You and I, we mete and dole unequal laws unto a savage race, that hoard, and sleep, and feed, and know not us.  And in the next breath, we substitute “that” for “who;” we smile upon our drunks, and interpret sixty-ish-minus-five’s complete lack of fucking sobriety as expressions of happiness and love, instead of desperation and fear.  And I have become a name – and you have been nameless – but we’re both centered in the sphere of common duties, settling and striving for nothing less than to be decent not to fail in practicing tenderness to the limits of perfection.

So today, and two weeks from today, I will practice.  I will bikram-breathe when I am failing in my offices of tenderness.  I will bikram-breathe when I am conscious, until I bikram-breathe when I’m not.  (Before, maybe, I’d call these my clarinet-breaths, or my swimming-breaths, or my dog-hiking-breaths, but none seems as pleasurable as their alliterative sibling.)

And I’ll keep fucking it up every goddam day, every goddam hour, probably every minute.  And trying and fucking it up isn’t good enough for music, and it’s not good enough for leadership, and it’s not good enough for teaching.  And it’s not good enough, period, it’s a massive fail on my part to treat my friends this way.  And it’s a massive fail to treat my revolving lovers this way, no matter how long or short they’ve etched themselves into my thighs and my heart.

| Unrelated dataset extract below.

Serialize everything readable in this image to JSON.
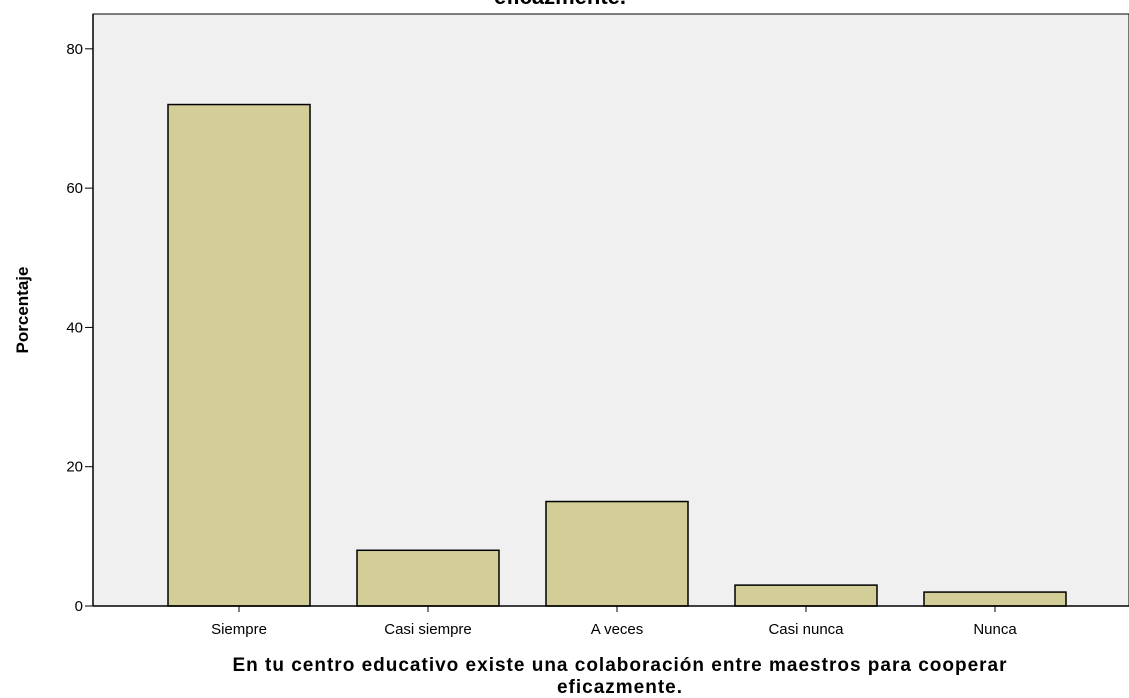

And it’s not good enough for her, and feeling guilty, and pretending like guilt is nearly sufficient, that’s not fucking good enough for her.

But I’ll keep trying, and it will keep killing me.  And it doesn’t matter too much, because we’re all dying anyway; and so it’s all that matters.

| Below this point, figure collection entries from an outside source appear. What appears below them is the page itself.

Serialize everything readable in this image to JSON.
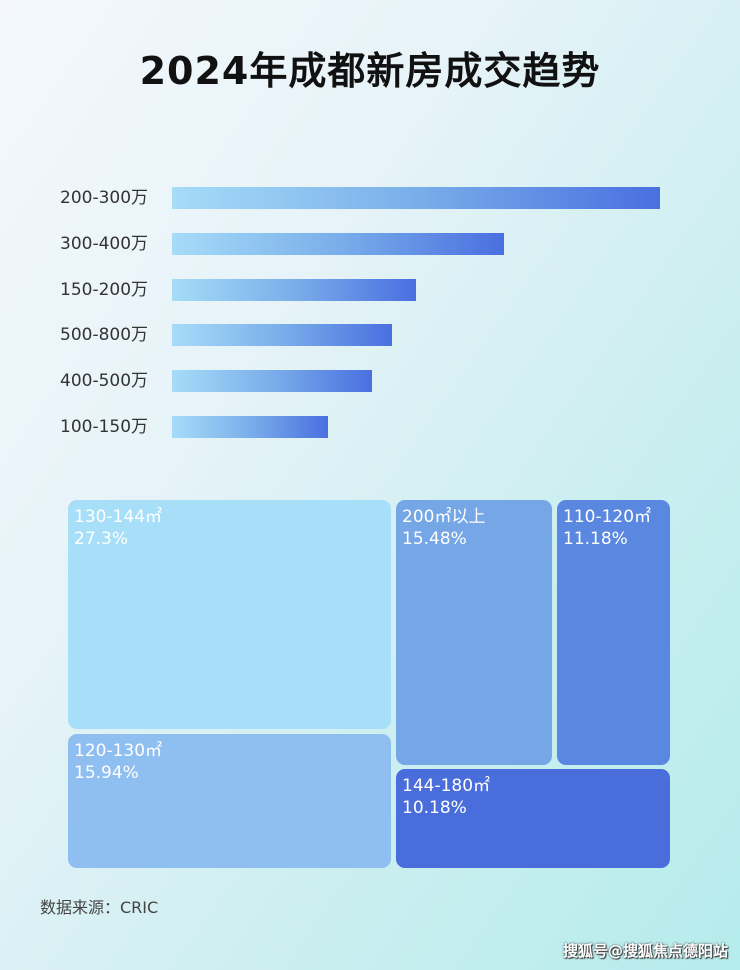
{
  "chart_data": [
    {
      "type": "bar",
      "orientation": "horizontal",
      "title": "2024年成都新房成交趋势",
      "categories": [
        "200-300万",
        "300-400万",
        "150-200万",
        "500-800万",
        "400-500万",
        "100-150万"
      ],
      "values": [
        100,
        68,
        50,
        45,
        41,
        32
      ],
      "value_note": "relative bar length, no axis printed",
      "bar_gradient": [
        "#a6dcf8",
        "#4a6fe0"
      ]
    },
    {
      "type": "treemap",
      "items": [
        {
          "label": "130-144㎡",
          "value": "27.3%",
          "color": "#a8dff8"
        },
        {
          "label": "120-130㎡",
          "value": "15.94%",
          "color": "#8fbff0"
        },
        {
          "label": "200㎡以上",
          "value": "15.48%",
          "color": "#75a6e6"
        },
        {
          "label": "110-120㎡",
          "value": "11.18%",
          "color": "#5a88e0"
        },
        {
          "label": "144-180㎡",
          "value": "10.18%",
          "color": "#4a6ddc"
        }
      ]
    }
  ],
  "source": "数据来源：CRIC",
  "watermark": "搜狐号@搜狐焦点德阳站"
}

Even after twenty years, thirty years, seventy years; even after rarely singing, and silently carrying the Parks music gene – the Parks music core – you knew all the words, all the tunes.  I loved you and knew you and felt you everywhere and you surprised me still.  And that’s how all love, whether paternal, or platonic, or romantic, or erotic; that’s how love should be.  At least, that’s how life has trained me.

I love you.  And I sing for us every time we open our blue 1982 Hymnals, because you know these songs.


to us the path of knowledge show / and teach us in her ways to go.